Multisystemic Sarcoidosis Presenting with Widespread Vertebral Osseous and Visceral Lesions Masquerading as Metastatic Disease: A Case Report and Literature Review

Background

Sarcoidosis is a chronic granulomatous inflammatory disease that can affect almost any organ system [1]. It predominantly affects the lungs, skin, and lymph nodes, followed by the liver, eyes, kidneys, and joints [1,2]. Bony involvement is typically unusual and tends to affect the long bones and phalanges of the hands and feet [2]. Nevertheless, vertebral sarcoidosis represents a rare occurrence that often poses a diagnostic dilemma, as it closely mimics metastatic bone cancers and multiple myeloma, both clinically and radiologically [3–5]. In this report, we present a rare case of a diffuse multisystemic sarcoidosis with extensive vertebral and visceral lesions, simulating disseminated metastatic carcinomas, in an elderly woman with a remote history of asymptomatic pulmonary sarcoidosis, which never required a medical treatment in the past.

Case Report

A 78-year-old White woman presented to our department with a 1-month history of generalized weakness, backpain, and vague abdominal discomfort. The patient denied recurrent fevers, chills, cough, nausea, vomiting, weight loss, itching, urinary, or bowel symptoms. The rest of the systemic review was insignificant. The patient notably had a past medical history significant for biopsy-proven sarcoidosis of the hilar lymph nodes, which was diagnosed 12 years prior to her index presentation. At that time, the patient had bilateral hilar lymph-adenopathy visualized on a routine chest radiography, which was indicated for a preoperative work-up, but she denied any respiratory symptoms at that time. The disease seemed clinically silent during the interim period, as the patient did not report any symptoms related to sarcoidosis nor had she received specific treatment pertinent for the latter throughout the 12 years, according to the patient and the electronic medical record search. Her past medical history was also relevant for hypertension and uterine fibroids, following a vaginal hysterectomy 12 years prior. Her regular home medications included amlodipine and cholecalciferol. The patient lived at home with her daughter and was independent in her daily life activities. She denied drinking alcohol and a history of smoking.

The physical examination revealed stable vital signs. The neurological examination revealed mild lower-extremity weakness, with a power of grade 4 bilaterally. The sensory examination demonstrated intact sensation to light touch bilaterally. The back examination revealed upper and lower midline spinal tenderness with no focal tenderness or overlying skin erythema. No paraspinal masses or bony deformities were noted. The anal reflex was intact.
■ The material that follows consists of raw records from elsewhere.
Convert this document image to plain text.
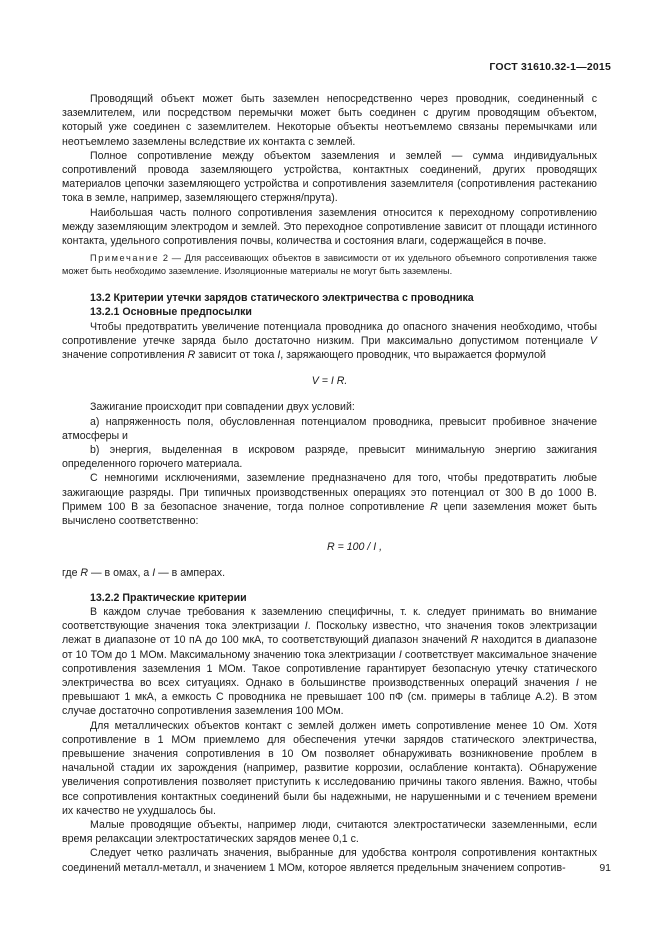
ГОСТ 31610.32-1—2015

Проводящий объект может быть заземлен непосредственно через проводник, соединенный с заземлителем, или посредством перемычки может быть соединен с другим проводящим объектом, который уже соединен с заземлителем. Некоторые объекты неотъемлемо связаны перемычками или неотъемлемо заземлены вследствие их контакта с землей.

Полное сопротивление между объектом заземления и землей — сумма индивидуальных сопротивлений провода заземляющего устройства, контактных соединений, других проводящих материалов цепочки заземляющего устройства и сопротивления заземлителя (сопротивления растеканию тока в земле, например, заземляющего стержня/прута).

Наибольшая часть полного сопротивления заземления относится к переходному сопротивлению между заземляющим электродом и землей. Это переходное сопротивление зависит от площади истинного контакта, удельного сопротивления почвы, количества и состояния влаги, содержащейся в почве.

Примечание 2 — Для рассеивающих объектов в зависимости от их удельного объемного сопротивления также может быть необходимо заземление. Изоляционные материалы не могут быть заземлены.

13.2 Критерии утечки зарядов статического электричества с проводника

13.2.1 Основные предпосылки

Чтобы предотвратить увеличение потенциала проводника до опасного значения необходимо, чтобы сопротивление утечке заряда было достаточно низким. При максимально допустимом потенциале V значение сопротивления R зависит от тока I, заряжающего проводник, что выражается формулой

V = I R.

Зажигание происходит при совпадении двух условий:

a) напряженность поля, обусловленная потенциалом проводника, превысит пробивное значение атмосферы и

b) энергия, выделенная в искровом разряде, превысит минимальную энергию зажигания определенного горючего материала.

С немногими исключениями, заземление предназначено для того, чтобы предотвратить любые зажигающие разряды. При типичных производственных операциях это потенциал от 300 В до 1000 В. Примем 100 В за безопасное значение, тогда полное сопротивление R цепи заземления может быть вычислено соответственно:

R = 100 / I ,

где R — в омах, а I — в амперах.

13.2.2 Практические критерии

В каждом случае требования к заземлению специфичны, т. к. следует принимать во внимание соответствующие значения тока электризации I. Поскольку известно, что значения токов электризации лежат в диапазоне от 10 пА до 100 мкА, то соответствующий диапазон значений R находится в диапазоне от 10 ТОм до 1 МОм. Максимальному значению тока электризации I соответствует максимальное значение сопротивления заземления 1 МОм. Такое сопротивление гарантирует безопасную утечку статического электричества во всех ситуациях. Однако в большинстве производственных операций значения I не превышают 1 мкА, а емкость С проводника не превышает 100 пФ (см. примеры в таблице А.2). В этом случае достаточно сопротивления заземления 100 МОм.

Для металлических объектов контакт с землей должен иметь сопротивление менее 10 Ом. Хотя сопротивление в 1 МОм приемлемо для обеспечения утечки зарядов статического электричества, превышение значения сопротивления в 10 Ом позволяет обнаруживать возникновение проблем в начальной стадии их зарождения (например, развитие коррозии, ослабление контакта). Обнаружение увеличения сопротивления позволяет приступить к исследованию причины такого явления. Важно, чтобы все сопротивления контактных соединений были бы надежными, не нарушенными и с течением времени их качество не ухудшалось бы.

Малые проводящие объекты, например люди, считаются электростатически заземленными, если время релаксации электростатических зарядов менее 0,1 с.

Следует четко различать значения, выбранные для удобства контроля сопротивления контактных соединений металл-металл, и значением 1 МОм, которое является предельным значением сопротив-	91
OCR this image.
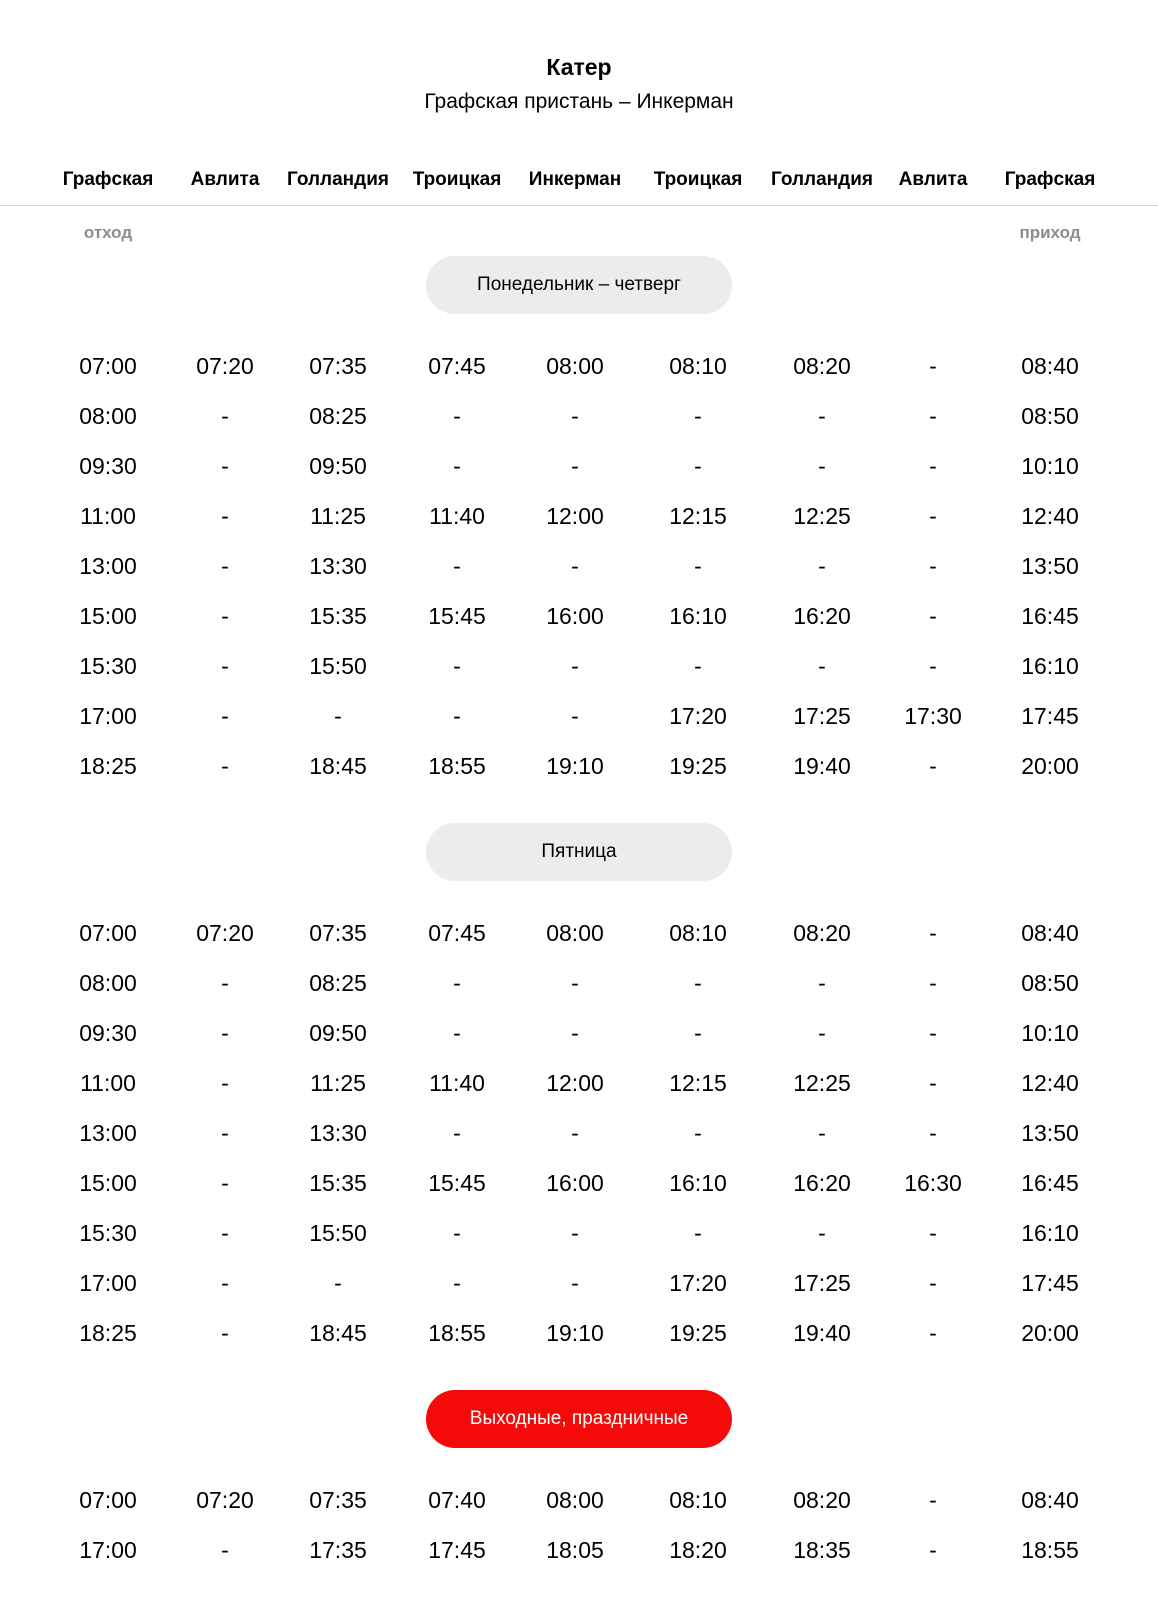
Катер
Графская пристань – Инкерман
Графская	Авлита	Голландия	Троицкая	Инкерман	Троицкая	Голландия	Авлита	Графская
отход	приход
Понедельник – четверг
07:00	07:20	07:35	07:45	08:00	08:10	08:20	-	08:40
08:00	-	08:25	-	-	-	-	-	08:50
09:30	-	09:50	-	-	-	-	-	10:10
11:00	-	11:25	11:40	12:00	12:15	12:25	-	12:40
13:00	-	13:30	-	-	-	-	-	13:50
15:00	-	15:35	15:45	16:00	16:10	16:20	-	16:45
15:30	-	15:50	-	-	-	-	-	16:10
17:00	-	-	-	-	17:20	17:25	17:30	17:45
18:25	-	18:45	18:55	19:10	19:25	19:40	-	20:00
Пятница
07:00	07:20	07:35	07:45	08:00	08:10	08:20	-	08:40
08:00	-	08:25	-	-	-	-	-	08:50
09:30	-	09:50	-	-	-	-	-	10:10
11:00	-	11:25	11:40	12:00	12:15	12:25	-	12:40
13:00	-	13:30	-	-	-	-	-	13:50
15:00	-	15:35	15:45	16:00	16:10	16:20	16:30	16:45
15:30	-	15:50	-	-	-	-	-	16:10
17:00	-	-	-	-	17:20	17:25	-	17:45
18:25	-	18:45	18:55	19:10	19:25	19:40	-	20:00
Выходные, праздничные
07:00	07:20	07:35	07:40	08:00	08:10	08:20	-	08:40
17:00	-	17:35	17:45	18:05	18:20	18:35	-	18:55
Notably, the neurological examination of the upper extremities was essentially normal. The abdominal examination elicited a distended abdomen with mild diffuse tenderness over all quadrants, and the percussion note was positive for minimal ascites. No guarding or rigidity was appreciated. The cardiovascular and respiratory examinations were unremarkable, and no palpable lymphadenopathy was elicited.

The complete blood count showed mild normocytic anemia (hemoglobin of 9.5 g/dL; reference range, 12–14 g/dL). The serum creatinine level was mildly elevated at 1.89 mg/dL (reference range, 0.6–1.3 mg/dL), there was hypercalcemia (calcium level was 11.5 mg/dL; reference range, 8–10 mg/dL), and the phosphorus level was normal. The erythrocyte sedimentation rate was slightly raised at 39 mm/h (reference range, 0–30 mm/h). The liver function parameters were newly de-ranged as transaminases were elevated with alanine transaminase at 88 IU/L (reference range, 7–50 IU/L), and aspartate transaminase at 99 IU/L (reference range, 14–40 IU/L). The alkaline phosphatase level was also elevated at 169 IU/L (reference range, 35–104 IU/L). Considering the patient’s history, physical examination findings, and laboratory results that pointed toward multi-organ involvement, a provisional diagnosis of an indolent systemic disease process, likely an occult metastatic disease or multiple myeloma, was initially suggested. Serial laboratory work-up and imaging studies were warranted for further investigations.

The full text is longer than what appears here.